A few more points to note about TPUs include:

  • TPUs are great for TensorFlow made models that are dominated by matrix computations (i.e. neural networks)
  • TPUs are particularly useful for giant models, i.e. ones that train for weeks or moths

A great example of where TPUs are useful is in machine translation, which requires a huge amount of data to train the models.

Case Study: Predict Shakespeare with Cloud TPUs & Keras

Here's the example Google provides for using cloud TPUs in Google Colab.

This example uses tf.keras to build a language model and train it on a Cloud TPU. This language model predicts the next character of text given the text so far. The trained model can generate new snippets of text that read in a similar style to the text training data.

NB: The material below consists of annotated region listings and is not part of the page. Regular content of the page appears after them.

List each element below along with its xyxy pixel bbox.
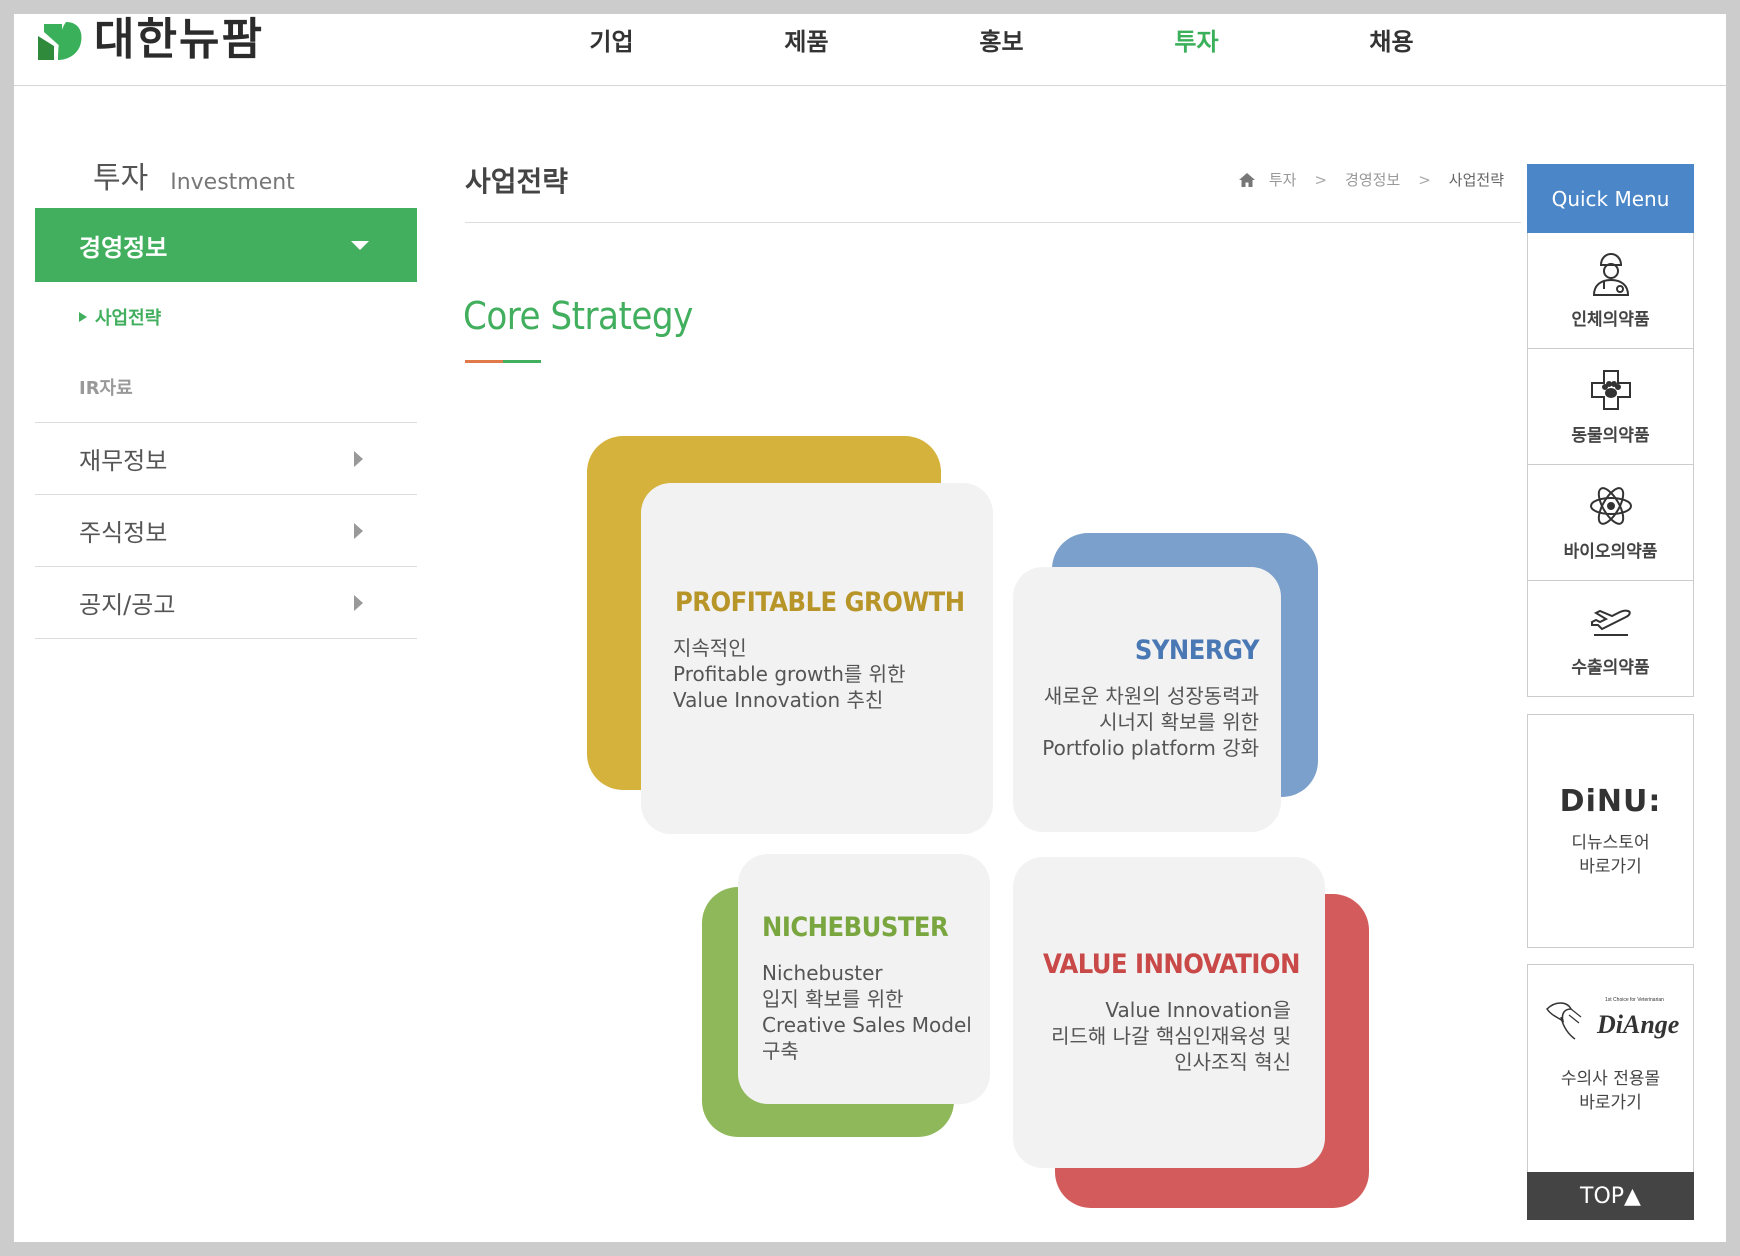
side-menu-label: 공지/공고 xyxy=(79,591,176,619)
atom-icon xyxy=(1589,487,1632,525)
sub-item-business-strategy[interactable]: 사업전략 xyxy=(35,282,417,352)
quick-menu-label: 수출의약품 xyxy=(1571,658,1650,678)
caret-right-icon xyxy=(354,522,363,539)
side-menu-financial[interactable]: 재무정보 xyxy=(35,423,417,495)
profitable-growth-desc: 지속적인 Profitable growth를 위한 Value Innovat… xyxy=(673,636,906,712)
diange-tagline: 1st Choice for Veterinarian xyxy=(1605,997,1664,1003)
heading-underline xyxy=(465,360,541,363)
profitable-growth-card: PROFITABLE GROWTH 지속적인 Profitable growth… xyxy=(641,483,993,834)
logo-text: 대한뉴팜 xyxy=(94,14,264,65)
diange-logo-text: DiAnge xyxy=(1596,1010,1679,1039)
nichebuster-desc: Nichebuster 입지 확보를 위한 Creative Sales Mod… xyxy=(762,961,972,1063)
scroll-top-button[interactable]: TOP▲ xyxy=(1527,1172,1694,1220)
home-icon[interactable] xyxy=(1238,172,1255,187)
synergy-card: SYNERGY 새로운 차원의 성장동력과 시너지 확보를 위한 Portfol… xyxy=(1013,567,1281,832)
site-header: 대한뉴팜 기업 제품 홍보 투자 채용 xyxy=(14,14,1726,86)
synergy-title: SYNERGY xyxy=(1134,635,1260,666)
nichebuster-title: NICHEBUSTER xyxy=(762,912,949,943)
breadcrumb-item[interactable]: 투자 xyxy=(1269,169,1297,190)
breadcrumb-item: 사업전략 xyxy=(1448,171,1504,189)
quick-menu: Quick Menu 인체의약품 동물의약품 바이오의약품 수출의약품 xyxy=(1527,164,1694,697)
quick-menu-label: 바이오의약품 xyxy=(1563,542,1658,562)
diange-mall-link[interactable]: 1st Choice for Veterinarian DiAnge 수의사 전… xyxy=(1527,964,1694,1172)
profitable-growth-title: PROFITABLE GROWTH xyxy=(675,587,965,618)
nav-item-investment[interactable]: 투자 xyxy=(1099,22,1294,57)
side-menu-stock[interactable]: 주식정보 xyxy=(35,495,417,567)
value-innovation-card: VALUE INNOVATION Value Innovation을 리드해 나… xyxy=(1013,857,1325,1168)
airplane-icon xyxy=(1590,609,1631,636)
title-divider xyxy=(465,222,1521,223)
side-nav-active-section[interactable]: 경영정보 xyxy=(35,208,417,282)
caret-right-icon xyxy=(354,594,363,611)
quick-menu-animal-drugs[interactable]: 동물의약품 xyxy=(1527,349,1694,465)
side-nav-subtitle: Investment xyxy=(170,170,295,195)
quick-menu-label: 인체의약품 xyxy=(1571,310,1650,330)
side-nav-title: 투자 xyxy=(93,161,149,196)
quick-menu-bio-drugs[interactable]: 바이오의약품 xyxy=(1527,465,1694,581)
nav-item-pr[interactable]: 홍보 xyxy=(904,22,1099,57)
chevron-right-icon: > xyxy=(1314,170,1328,189)
core-strategy-heading: Core Strategy xyxy=(463,294,693,338)
active-section-label: 경영정보 xyxy=(79,233,168,262)
dinu-link-text: 디뉴스토어 바로가기 xyxy=(1571,832,1650,877)
value-innovation-desc: Value Innovation을 리드해 나갈 핵심인재육성 및 인사조직 혁… xyxy=(1051,998,1291,1074)
leaf-logo-icon xyxy=(38,22,82,60)
nav-item-products[interactable]: 제품 xyxy=(709,22,904,57)
chevron-right-icon: > xyxy=(1418,170,1431,189)
doctor-icon xyxy=(1592,252,1629,296)
sub-item-ir[interactable]: IR자료 xyxy=(35,352,417,422)
side-nav-header: 투자 Investment xyxy=(35,154,417,208)
value-innovation-title: VALUE INNOVATION xyxy=(1043,949,1300,980)
nichebuster-card: NICHEBUSTER Nichebuster 입지 확보를 위한 Creati… xyxy=(738,854,990,1104)
breadcrumb-item[interactable]: 경영정보 xyxy=(1345,169,1400,190)
diange-link-text: 수의사 전용몰 바로가기 xyxy=(1560,1069,1661,1113)
nav-item-company[interactable]: 기업 xyxy=(514,22,709,57)
side-nav: 투자 Investment 경영정보 사업전략 IR자료 재무정보 주식정보 공… xyxy=(35,154,417,639)
synergy-desc: 새로운 차원의 성장동력과 시너지 확보를 위한 Portfolio platf… xyxy=(1042,684,1259,760)
diange-logo-icon: 1st Choice for Veterinarian DiAnge xyxy=(1545,997,1679,1040)
quick-menu-title: Quick Menu xyxy=(1527,164,1694,233)
nav-item-careers[interactable]: 채용 xyxy=(1294,22,1489,57)
caret-down-icon xyxy=(351,240,369,250)
quick-menu-human-drugs[interactable]: 인체의약품 xyxy=(1527,233,1694,349)
side-menu-notice[interactable]: 공지/공고 xyxy=(35,567,417,639)
page: 대한뉴팜 기업 제품 홍보 투자 채용 투자 Investment 경영정보 사… xyxy=(14,14,1726,1242)
dinu-logo: DiNU: xyxy=(1559,783,1662,819)
sub-menu: 사업전략 IR자료 xyxy=(35,282,417,423)
paw-cross-icon xyxy=(1590,370,1631,410)
dinu-store-link[interactable]: DiNU: 디뉴스토어 바로가기 xyxy=(1527,714,1694,948)
global-nav: 기업 제품 홍보 투자 채용 xyxy=(514,22,1489,57)
site-logo[interactable]: 대한뉴팜 xyxy=(36,14,264,66)
breadcrumb: 투자 > 경영정보 > 사업전략 xyxy=(1238,169,1504,190)
quick-menu-export-drugs[interactable]: 수출의약품 xyxy=(1527,581,1694,697)
caret-right-icon xyxy=(354,450,363,467)
side-menu-label: 주식정보 xyxy=(79,519,168,547)
quick-menu-label: 동물의약품 xyxy=(1571,426,1650,446)
page-title: 사업전략 xyxy=(465,165,569,198)
side-menu-label: 재무정보 xyxy=(79,447,168,475)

Using a cloud TPU, the model trains for 10 epochs in approximately 5 minutes.

We first download The Complete Works of William Shakespeare from Project Gutenberg.

We're then going to train the model on the combined works of Shakespeare, and use the model to compose a play in the style of The Great Bard:

The model:

  • The model is defined as a two-layer, forward-LSTM with Keras
  • The tf.contrib.tpu.keras_to_tpu_model function converts a tf.keras model to an equivalent TPU version
  • We then use the standard Keras methods to train: fit, predict, and evaluate


  • We're then going to use the trained model to make predictions and generate our own Shakespeare-esque play.
  • We start the model off with a seed sentence, then generate 250 characters from it.
  • The model makes five predictions from the initial seed.

Prediction 0:

Prediction 1:

Prediction 2:

Prediction 3:

Prediction 4:

Summary: What are Tensor Processing Units (TPUs)?

To summarize, TPUs are Google's custom-made ASICs used to accelerate machine learning workloads.

Cloud TPU is designed to run cutting-edge machine learning models with AI services on Google Cloud.